I got the same exact model that was stolen a few months ago, and Brandon decided to go with a slightly different model. I'm so excited! And now I can't wait for the long, lazy days of summer when we can take our bikes to the beach and ride. That may, quite possibly, be the ONLY thing I will truly miss when we move away from here.

In other news: we're keeping the bikes in the house for now until Brandon can buy the strongest bike locks available and possibly even hook up a car alarm. We shall see.

Monday, January 02, 2006

Guest Columnist Joss Whedon Eyes the Future of TV

[Stolen from a friend on LJ so I'm not entirely sure where the original is from, but it was written by Joss Whedon, aka: my god, and therefore is pure gold.]
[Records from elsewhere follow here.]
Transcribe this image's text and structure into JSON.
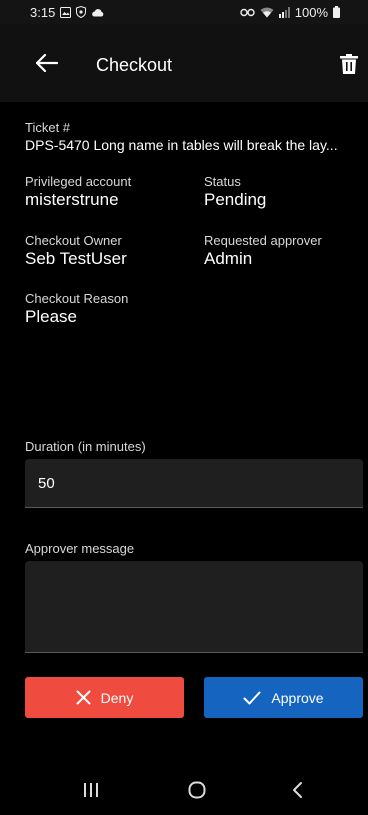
{
  "status_bar": {
    "time": "3:15",
    "battery": "100%",
    "left_icons": [
      "image-icon",
      "shield-icon",
      "cloud-icon"
    ],
    "right_icons": [
      "link-icon",
      "wifi-icon",
      "signal-icon",
      "battery-icon"
    ]
  },
  "app_bar": {
    "title": "Checkout",
    "back_icon": "arrow-left-icon",
    "delete_icon": "trash-icon"
  },
  "details": {
    "ticket_label": "Ticket #",
    "ticket_value": "DPS-5470 Long name in tables will break the lay...",
    "privileged_label": "Privileged account",
    "privileged_value": "misterstrune",
    "status_label": "Status",
    "status_value": "Pending",
    "owner_label": "Checkout Owner",
    "owner_value": "Seb TestUser",
    "approver_label": "Requested approver",
    "approver_value": "Admin",
    "reason_label": "Checkout Reason",
    "reason_value": "Please"
  },
  "duration": {
    "label": "Duration (in minutes)",
    "value": "50"
  },
  "approver_message": {
    "label": "Approver message",
    "value": ""
  },
  "actions": {
    "deny_label": "Deny",
    "approve_label": "Approve",
    "deny_color": "#ef4b3e",
    "approve_color": "#1565c0"
  },
  "nav": {
    "icons": [
      "recent-apps-icon",
      "home-icon",
      "back-icon"
    ]
  }
}
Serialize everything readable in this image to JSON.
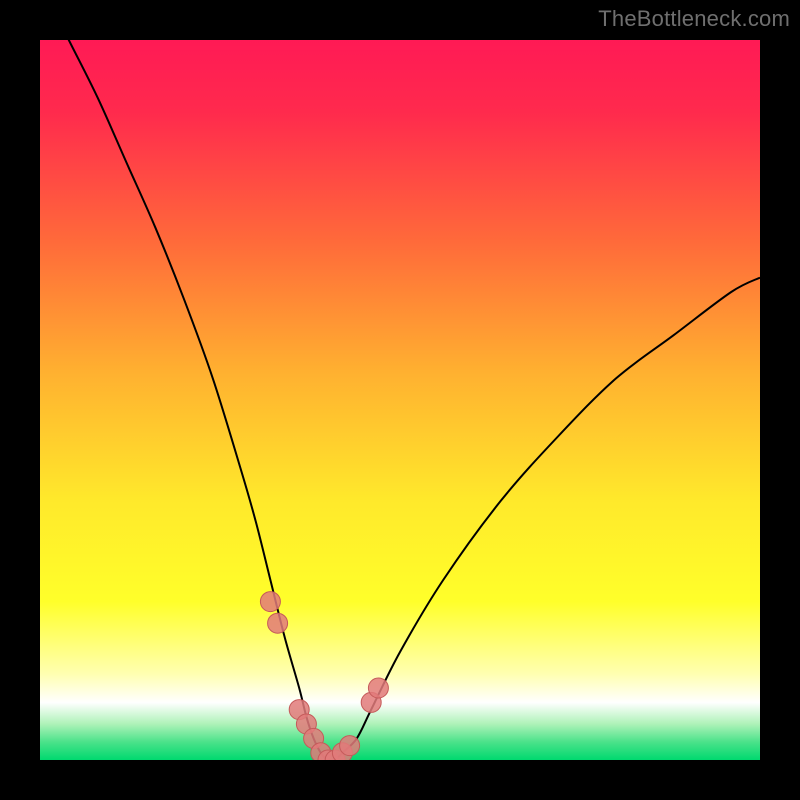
{
  "attribution": "TheBottleneck.com",
  "colors": {
    "black": "#000000",
    "curve": "#000000",
    "marker_fill": "#e27a7a",
    "marker_stroke": "#c55a5a",
    "gradient_stops": [
      {
        "offset": 0.0,
        "color": "#ff1a55"
      },
      {
        "offset": 0.1,
        "color": "#ff2a4d"
      },
      {
        "offset": 0.28,
        "color": "#ff6a3a"
      },
      {
        "offset": 0.46,
        "color": "#ffb030"
      },
      {
        "offset": 0.64,
        "color": "#ffe92b"
      },
      {
        "offset": 0.78,
        "color": "#ffff2a"
      },
      {
        "offset": 0.88,
        "color": "#ffffb0"
      },
      {
        "offset": 0.92,
        "color": "#ffffff"
      },
      {
        "offset": 0.95,
        "color": "#aef2b8"
      },
      {
        "offset": 0.975,
        "color": "#4be28a"
      },
      {
        "offset": 1.0,
        "color": "#00d96f"
      }
    ]
  },
  "chart_data": {
    "type": "line",
    "title": "",
    "xlabel": "",
    "ylabel": "",
    "xlim": [
      0,
      100
    ],
    "ylim": [
      0,
      100
    ],
    "series": [
      {
        "name": "bottleneck-curve",
        "x": [
          0,
          4,
          8,
          12,
          16,
          20,
          24,
          28,
          30,
          32,
          34,
          36,
          37,
          38,
          39,
          40,
          41,
          42,
          44,
          46,
          50,
          56,
          64,
          72,
          80,
          88,
          96,
          100
        ],
        "values": [
          108,
          100,
          92,
          83,
          74,
          64,
          53,
          40,
          33,
          25,
          17,
          10,
          6,
          3,
          1,
          0,
          0,
          1,
          3,
          7,
          15,
          25,
          36,
          45,
          53,
          59,
          65,
          67
        ]
      }
    ],
    "markers": {
      "name": "highlight-cluster",
      "x": [
        32,
        33,
        36,
        37,
        38,
        39,
        40,
        41,
        42,
        43,
        46,
        47
      ],
      "values": [
        22,
        19,
        7,
        5,
        3,
        1,
        0,
        0,
        1,
        2,
        8,
        10
      ],
      "r": 10
    }
  }
}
Many people have asked me, "Joss, what is the future of television? What will we watch? And how will we watch it? Surely you must know, for you are wise, and slender." I usually smile and say nothing, because I wasn't actually listening to the question. But it's a good one, and I think it's time I let you in on a few highlights of Television-to-Be.

The networks will all be creating exciting, innovative new spin-offs
of today's shows.

Approximately 67 percent of all television will be CSI -based, including CSI: Des Moines, CSI: New York but a Different
Part than Gary Sinise Is In and NCSI: SVU WKRP, which covers every possible gruesome crime with a groovin' '70s beat. (Jerry Bruckheimer will also have conquered Broadway with the CSI musical "FOLLICLE!" starring Nathan Lane as a frenetic but lovable blood spatter and
Matthew Broderick as lint.)

Lost has that one-of-a-kind alchemy that really can't be copied.
Therefore, look for the original series Misplaced, as well as Unfound, Not So Much with the Whereabouts and Just Pull Over and Ask!
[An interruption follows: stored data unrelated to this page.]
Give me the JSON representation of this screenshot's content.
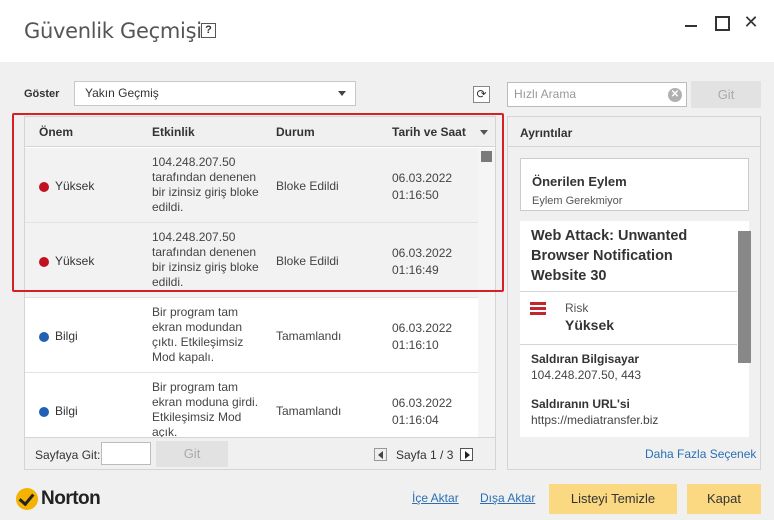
{
  "window": {
    "title": "Güvenlik Geçmişi",
    "help_glyph": "?",
    "close_glyph": "✕"
  },
  "filter": {
    "label": "Göster",
    "selected": "Yakın Geçmiş"
  },
  "search": {
    "placeholder": "Hızlı Arama",
    "go_label": "Git"
  },
  "table": {
    "columns": [
      "Önem",
      "Etkinlik",
      "Durum",
      "Tarih ve Saat"
    ],
    "rows": [
      {
        "severity": "Yüksek",
        "severity_color": "#c1121f",
        "activity": "104.248.207.50 tarafından denenen bir izinsiz giriş bloke edildi.",
        "status": "Bloke Edildi",
        "date": "06.03.2022",
        "time": "01:16:50"
      },
      {
        "severity": "Yüksek",
        "severity_color": "#c1121f",
        "activity": "104.248.207.50 tarafından denenen bir izinsiz giriş bloke edildi.",
        "status": "Bloke Edildi",
        "date": "06.03.2022",
        "time": "01:16:49"
      },
      {
        "severity": "Bilgi",
        "severity_color": "#2260b3",
        "activity": "Bir program tam ekran modundan çıktı. Etkileşimsiz Mod kapalı.",
        "status": "Tamamlandı",
        "date": "06.03.2022",
        "time": "01:16:10"
      },
      {
        "severity": "Bilgi",
        "severity_color": "#2260b3",
        "activity": "Bir program tam ekran moduna girdi. Etkileşimsiz Mod açık.",
        "status": "Tamamlandı",
        "date": "06.03.2022",
        "time": "01:16:04"
      }
    ]
  },
  "pagination": {
    "goto_label": "Sayfaya Git:",
    "goto_button": "Git",
    "page_text": "Sayfa 1 / 3"
  },
  "details": {
    "header": "Ayrıntılar",
    "recommended_title": "Önerilen Eylem",
    "recommended_value": "Eylem Gerekmiyor",
    "attack_title": "Web Attack: Unwanted Browser Notification Website 30",
    "risk_label": "Risk",
    "risk_value": "Yüksek",
    "attacker_label": "Saldıran Bilgisayar",
    "attacker_value": "104.248.207.50, 443",
    "url_label": "Saldıranın URL'si",
    "url_value": "https://mediatransfer.biz",
    "more_options": "Daha Fazla Seçenek"
  },
  "footer": {
    "brand": "Norton",
    "import_label": "İçe Aktar",
    "export_label": "Dışa Aktar",
    "clear_label": "Listeyi Temizle",
    "close_label": "Kapat"
  }
}
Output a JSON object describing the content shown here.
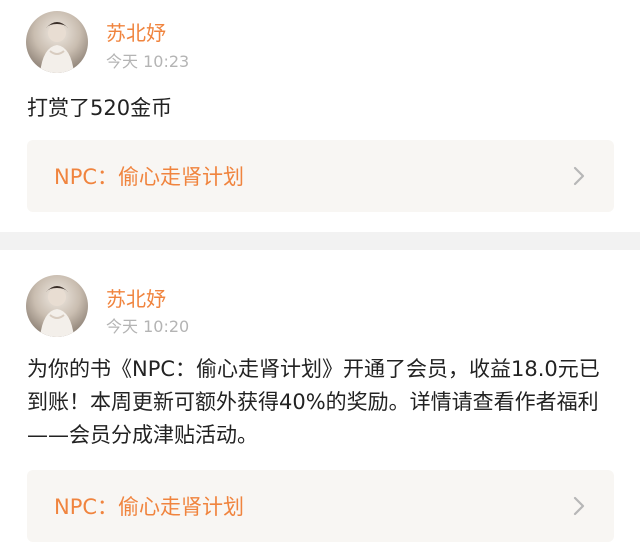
{
  "feed": {
    "items": [
      {
        "username": "苏北妤",
        "time": "今天 10:23",
        "message": "打赏了520金币",
        "book_link": "NPC：偷心走肾计划"
      },
      {
        "username": "苏北妤",
        "time": "今天 10:20",
        "message": "为你的书《NPC：偷心走肾计划》开通了会员，收益18.0元已到账！本周更新可额外获得40%的奖励。详情请查看作者福利——会员分成津贴活动。",
        "book_link": "NPC：偷心走肾计划"
      }
    ]
  },
  "icons": {
    "avatar": "user-avatar",
    "chevron": "chevron-right-icon"
  },
  "colors": {
    "accent": "#f0843e",
    "timestamp": "#b4b4b4",
    "link_bg": "#f8f6f3",
    "divider": "#f2f2f2"
  }
}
In a stunningly cost-effective move, CBS will air How I Met Your Biological Mother, That Bitch, which is just old episodes of How I Met Your Mother with snarkier narration.
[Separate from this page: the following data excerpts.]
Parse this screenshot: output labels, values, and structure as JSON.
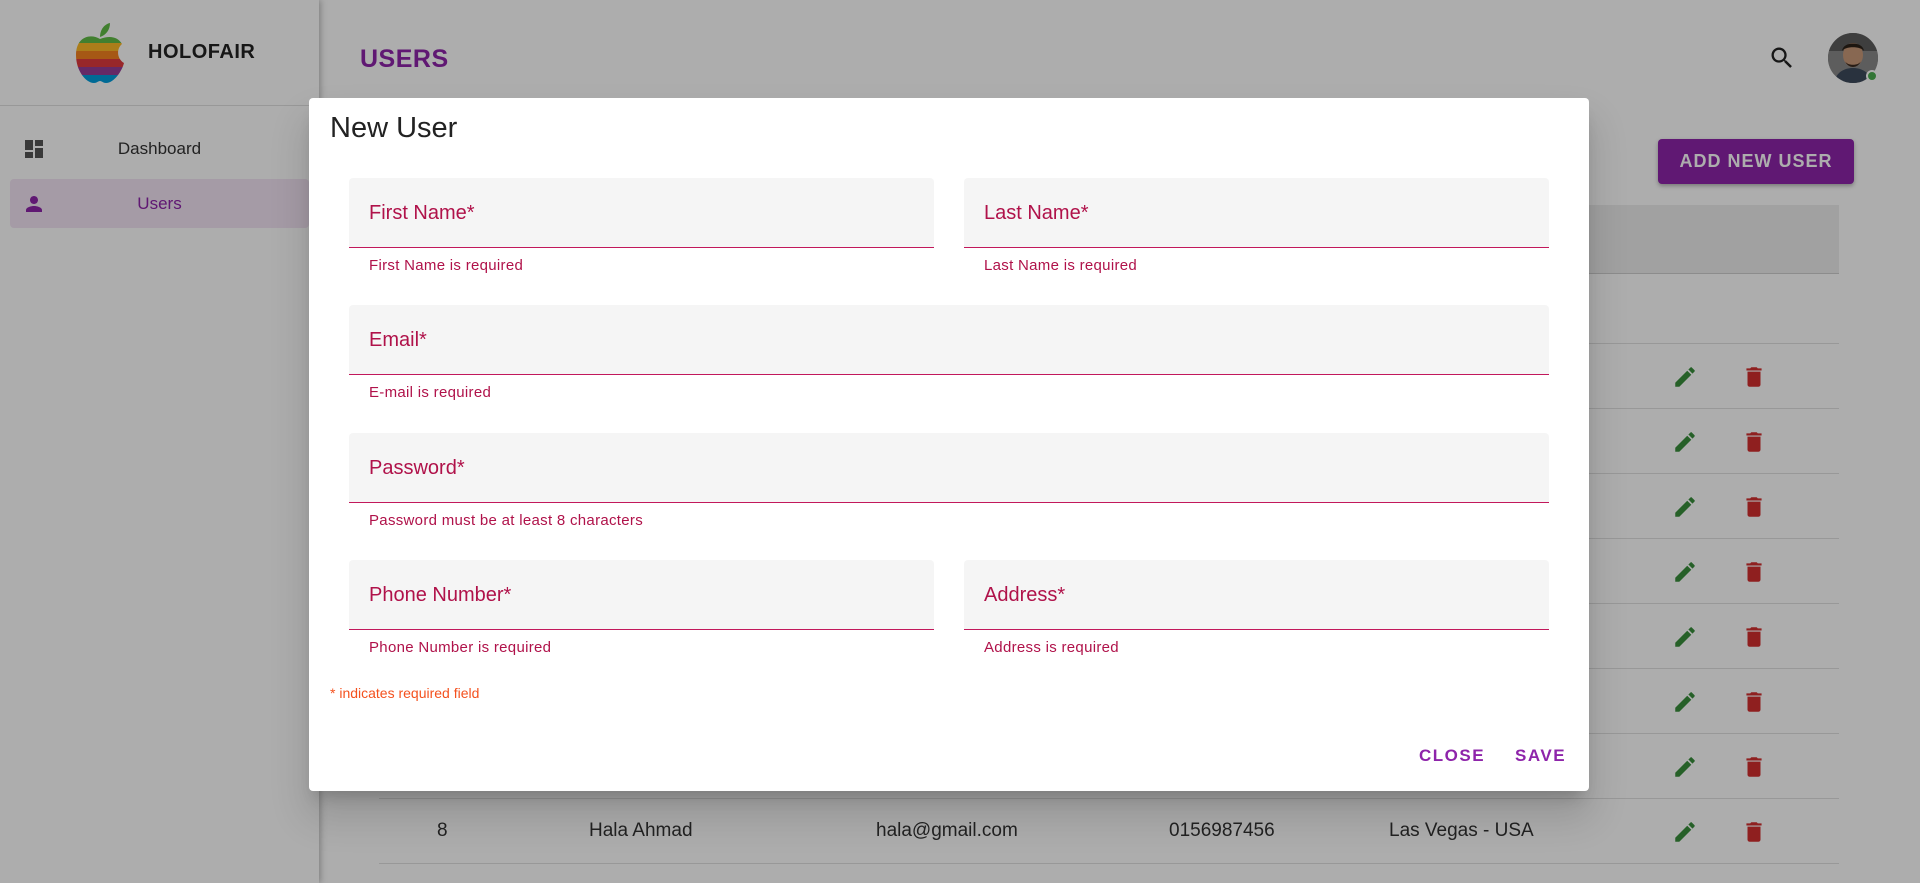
{
  "brand": {
    "name": "HOLOFAIR",
    "logo_icon": "rainbow-apple-logo"
  },
  "sidebar": {
    "items": [
      {
        "label": "Dashboard",
        "icon": "dashboard-icon",
        "active": false
      },
      {
        "label": "Users",
        "icon": "person-icon",
        "active": true
      }
    ]
  },
  "header": {
    "title": "USERS",
    "search_icon": "search-icon",
    "avatar_status": "online"
  },
  "main": {
    "add_button_label": "ADD NEW USER",
    "visible_row": {
      "id": "8",
      "name": "Hala Ahmad",
      "email": "hala@gmail.com",
      "phone": "0156987456",
      "address": "Las Vegas - USA"
    },
    "row_count_visible": 8
  },
  "dialog": {
    "title": "New User",
    "fields": {
      "first_name": {
        "label": "First Name",
        "value": "",
        "error": "First Name is required"
      },
      "last_name": {
        "label": "Last Name",
        "value": "",
        "error": "Last Name is required"
      },
      "email": {
        "label": "Email",
        "value": "",
        "error": "E-mail is required"
      },
      "password": {
        "label": "Password",
        "value": "",
        "error": "Password must be at least 8 characters"
      },
      "phone": {
        "label": "Phone Number",
        "value": "",
        "error": "Phone Number is required"
      },
      "address": {
        "label": "Address",
        "value": "",
        "error": "Address is required"
      }
    },
    "required_mark": "*",
    "required_note": "* indicates required field",
    "close_label": "CLOSE",
    "save_label": "SAVE"
  },
  "colors": {
    "accent": "#8e24aa",
    "error": "#b0124a",
    "edit": "#388e3c",
    "delete": "#d32f2f",
    "note": "#f4511e"
  }
}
HBO's Westminster will continue the trend pioneered by Deadwoodand Rome by making 19th-century England really dirty and weird, like Jane Austen with Tourette's. (Actually, I can't wait for that one.) Also, the constant slew of cable mergers will result in the creation of CinePax, a channel that's just very confused about its morals.

Every year another film actress gets "too old" for film leads and finds a (sometimes much better) home on TV. This trend will continue a few years hence when the aging but feisty Dakota Fanning headlines CSI: Vancouver Made to Look Like Chicago.

Obviously, we'll see advances in technology. TiVo, iPods, streaming video– the way we watch TV is changing dramatically. It's on our phones, in our cars– even projected on specialized eyeglasses. But don't listen to the talk about having shows beamed directly into your brain. That's science-fiction nonsense.

Shows will be stored in the pancreas and will enter the brain through the bloodstream after being downloaded into your iHole.

And what of me? My short-lived series Firefly was the basis for the epic action film Serenity (now available on DVD! I have little or no shame), and the future will see even more incarnations of this visionary work, as it returns to TV as Serenity: The Firefly Years, then back to film as Firefly: Serenity's Sequel, back to TV as SereniFly, and finally end as the direct-to-eyeglasses series Choose a Damn Name Already.

I promise it'll be as heartwarming and exciting as the original Serenity, now available on DVD. (Explain again this thing you call shame....)

That's all I can tell you, except for one last thing: Veronica Mars will still be on. Veronica Mars will still be on. We clear about that?

Bye-ee!
It's been a wet day. A very wet day.

Rain on and off all day has been made more intense by the startlingly strong winds which blew the drops practically horizontal. We did manage to go to the grocery store and run a few other errands durring several lulls, which was good, because we had almost no food in the house after being gone for a week.

But there's just something about a rainy day, isn't there? I felt like cooking, so I baked a loaf of cinnamon raisin bread and we're having black bean soup for dinner. Mmm.